The graph code is as follows.

``````#include <adf.h>
#include "kernels.h"
class firGraph : public graph {
public:
kernel k0,k1,k2,k3;
input_port in0123;
output_port out;
firGraph()
{
k0 = kernel::create(fir_32tap_core0);
runtime<ratio>(k0) = 0.9;
source(k0) = "fir_32tap_core0.cpp";
connect<stream> n0(in0123,k0.in[0]);

k1 = kernel::create(fir_32tap_core1);
runtime<ratio>(k1) = 0.9;
source(k1) = "fir_32tap_core1.cpp";
connect<stream> n1(in0123,k1.in[0]);

k2 = kernel::create(fir_32tap_core2);
runtime<ratio>(k2) = 0.9;
source(k2) = "fir_32tap_core2.cpp";
connect<stream> n2(in0123,k2.in[0]);

k3 = kernel::create(fir_32tap_core3);
runtime<ratio>(k3) = 0.9;
source(k3) = "fir_32tap_core3.cpp";
connect<stream> n3(in0123,k3.in[0]);
connect<stream> (k3.out[0],out);

initialization_function(k0) = "fir_32tap_core0_init";
initialization_function(k1) = "fir_32tap_core1_init";
initialization_function(k2) = "fir_32tap_core2_init";
initialization_function(k3) = "fir_32tap_core3_init";
};
};``````

The kernels connected through cascade streams are expected to operate synchronously. Conflicts in cascade streams can stall the kernels. Loops in the kernels must have input data available to run smoothly. Hence it is important that the input stream arrives at the appropriate time for each kernel. The input stream stall (if any) can be resolved by adding a large enough FIFO to the net connecting to the AI Engine kernels. For example:

``````fifo_depth(n0)=175;
fifo_depth(n1)=150;
fifo_depth(n2)=125;
fifo_depth(n3)=100;``````

Note that different FIFO depths are specified in the previous example to prevent auto FIFO merge which can occur when a common FIFO depth is used for all nets.

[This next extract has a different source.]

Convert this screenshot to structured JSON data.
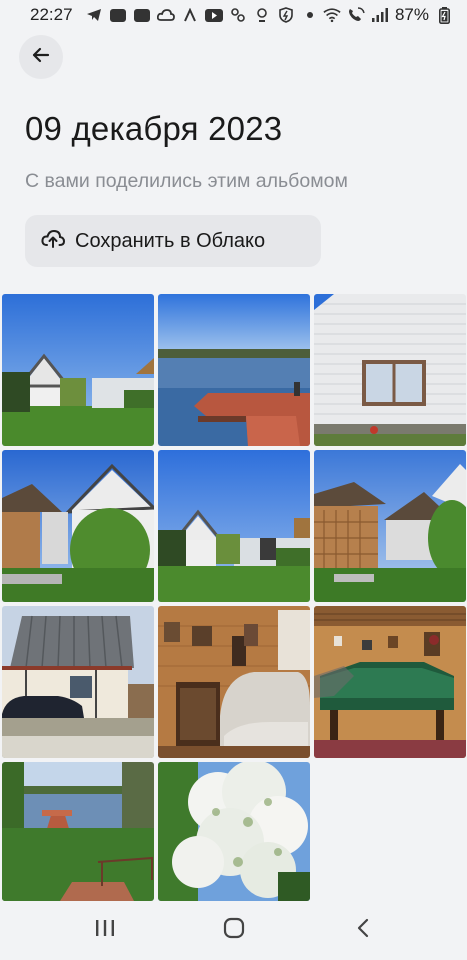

For the purpose of saving FIFO resources, individual FIFO depths can be set by looking at when the event `CORE_INSTREAM_WIDE` occurs for each kernel. The earlier the event occurs, the deeper the FIFO needs to be. For example:

``````fifo_depth(n0)=45;
fifo_depth(n1)=33;
fifo_depth(n2)=23;
fifo_depth(n3)=10;``````

For additional details about coding on graph, refer to the Versal ACAP AI Engine Programming Environment User Guide (UG1076).